Mark Strand (reminds me of Anwar Sadat). Part II on slam & performance poetry reviews


A few years ago I went to see Mark Strand read at the Cornelia Street Cafe. I would be happy to observe Mark Strand pouring over a train schedule or working through one of Pound's Cantos, but, in fact, Mark Strand was to read aloud his poetry.


Of which I am a great fan, or at least a fan, how great am I, after all, well, not very. I was not disappointed. As Octavio Paz has written, “Mark Strand has chosen the negative path, with loss as the first step towards fullness: it is also the opening to a transparent verbal perfection.”


Prepared though I was to be charmed by verse, I was unprepared to be charmed by Strand. I'd never seen him in person. When the saucy, yes saucy, cocktail waitress drew near him—he was onstage at this point—he gave her a look, the like of which I have not seen since that photo with Anwar Sadat and Richard M. Nixon.


Sometime in the early seventies, Nixon went to Egypt.
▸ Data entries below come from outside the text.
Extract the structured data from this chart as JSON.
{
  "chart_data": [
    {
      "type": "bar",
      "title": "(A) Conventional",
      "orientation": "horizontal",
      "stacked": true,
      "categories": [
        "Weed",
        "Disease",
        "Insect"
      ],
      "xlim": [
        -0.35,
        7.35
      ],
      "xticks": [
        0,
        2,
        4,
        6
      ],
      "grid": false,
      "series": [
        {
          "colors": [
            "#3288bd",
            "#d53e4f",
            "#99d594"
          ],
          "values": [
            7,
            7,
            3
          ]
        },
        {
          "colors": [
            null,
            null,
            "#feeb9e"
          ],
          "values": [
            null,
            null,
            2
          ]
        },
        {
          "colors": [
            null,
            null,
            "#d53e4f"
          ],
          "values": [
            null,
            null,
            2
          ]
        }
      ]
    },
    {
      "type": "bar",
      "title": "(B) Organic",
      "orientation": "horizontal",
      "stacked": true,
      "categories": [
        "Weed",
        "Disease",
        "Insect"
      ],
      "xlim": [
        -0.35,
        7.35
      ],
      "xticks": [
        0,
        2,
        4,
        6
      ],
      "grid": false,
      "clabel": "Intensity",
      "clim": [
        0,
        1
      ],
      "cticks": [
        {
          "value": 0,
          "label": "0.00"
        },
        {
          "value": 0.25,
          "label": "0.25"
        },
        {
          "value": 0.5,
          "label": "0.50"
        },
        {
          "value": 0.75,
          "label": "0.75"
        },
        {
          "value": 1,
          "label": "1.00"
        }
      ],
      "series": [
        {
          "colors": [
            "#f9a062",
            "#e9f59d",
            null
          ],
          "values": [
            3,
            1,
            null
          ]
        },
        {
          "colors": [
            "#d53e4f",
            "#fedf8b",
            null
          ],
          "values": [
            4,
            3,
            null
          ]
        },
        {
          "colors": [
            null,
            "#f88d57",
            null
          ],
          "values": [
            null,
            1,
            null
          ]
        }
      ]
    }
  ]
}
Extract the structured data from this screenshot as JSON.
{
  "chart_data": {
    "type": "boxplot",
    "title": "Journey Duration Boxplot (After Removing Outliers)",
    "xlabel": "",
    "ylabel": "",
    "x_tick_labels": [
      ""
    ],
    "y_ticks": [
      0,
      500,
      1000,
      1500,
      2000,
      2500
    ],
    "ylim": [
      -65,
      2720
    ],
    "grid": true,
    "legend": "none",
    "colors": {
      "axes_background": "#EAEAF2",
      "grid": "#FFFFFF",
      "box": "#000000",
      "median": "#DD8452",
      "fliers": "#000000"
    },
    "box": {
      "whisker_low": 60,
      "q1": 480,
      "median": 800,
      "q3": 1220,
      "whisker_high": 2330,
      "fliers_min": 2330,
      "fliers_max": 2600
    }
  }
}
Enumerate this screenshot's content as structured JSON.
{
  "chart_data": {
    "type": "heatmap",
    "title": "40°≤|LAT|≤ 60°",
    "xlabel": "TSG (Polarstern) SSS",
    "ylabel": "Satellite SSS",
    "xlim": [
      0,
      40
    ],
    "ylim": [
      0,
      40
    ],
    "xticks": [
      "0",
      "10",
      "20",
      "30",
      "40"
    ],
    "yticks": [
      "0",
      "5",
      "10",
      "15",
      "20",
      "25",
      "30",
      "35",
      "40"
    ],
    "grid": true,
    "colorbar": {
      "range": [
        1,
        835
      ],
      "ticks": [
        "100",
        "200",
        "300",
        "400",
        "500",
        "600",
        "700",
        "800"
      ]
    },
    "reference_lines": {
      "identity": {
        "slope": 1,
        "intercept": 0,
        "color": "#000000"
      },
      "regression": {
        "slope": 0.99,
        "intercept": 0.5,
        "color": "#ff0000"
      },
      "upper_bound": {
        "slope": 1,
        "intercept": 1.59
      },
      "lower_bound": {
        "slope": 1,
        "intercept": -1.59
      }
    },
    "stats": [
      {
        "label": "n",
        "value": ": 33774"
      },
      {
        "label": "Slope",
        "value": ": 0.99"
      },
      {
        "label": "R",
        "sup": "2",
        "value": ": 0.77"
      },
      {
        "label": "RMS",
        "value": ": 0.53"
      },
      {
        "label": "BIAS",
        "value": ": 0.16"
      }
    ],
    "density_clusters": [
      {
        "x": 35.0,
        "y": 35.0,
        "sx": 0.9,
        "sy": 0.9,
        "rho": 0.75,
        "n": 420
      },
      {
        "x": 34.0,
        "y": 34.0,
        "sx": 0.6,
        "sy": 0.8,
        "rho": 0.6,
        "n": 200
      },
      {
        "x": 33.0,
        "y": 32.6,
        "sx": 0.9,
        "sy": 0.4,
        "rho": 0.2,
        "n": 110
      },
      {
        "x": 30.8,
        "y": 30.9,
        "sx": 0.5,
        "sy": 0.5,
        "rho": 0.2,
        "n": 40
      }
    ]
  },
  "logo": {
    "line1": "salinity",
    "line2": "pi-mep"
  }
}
Sadat, Egypt's president and a great man, offered entertainment worthy of visiting dignitaries. Belly dancing. The photograph, from Life or Time, revealed a remarkably uncomfortable, even for him, Nixon, while the look on Sadat's face was, hmmmmm, appreciative


In our touchy times, and I'm okay with touchy, I am called to emphasize that in no way am I saying the visionary Sadat, later tragically assassinated, was improper. He was, however, human, and clearly able to enjoy what was before him.


Strand's face when the waitress approached to see if he wanted a refill. It was a, Send her to my room look. Sometime this Spring I went to see Strand read, alongside other poets, at the Bowery Poetry Club in an evening designed to mix writers of his ilk, i.e., Poetry Society of America members, however they're elected, etc., with high school performance poets. It was a great evening.


What impressed me most that night was the quality of performance poetry. Not all the young poets had me reevaluating the form, just as not all poets at an open mic are a call to reevaluate poetry. (Just as not all prizewinners . . . ) But there were two young women, both about to head off to college, I believe, who were extremely gifted. Images, rhythms, timing. Performance.


I didn't remember those two until after I posted my blog last night, about performance poetry and its reviewers. I gotta say, reviewers, step up. It's a new world (or a constantly self-reinventing one). Thoughtful reviewers will be rewarded with images of Strand, Sadat or belly dancers.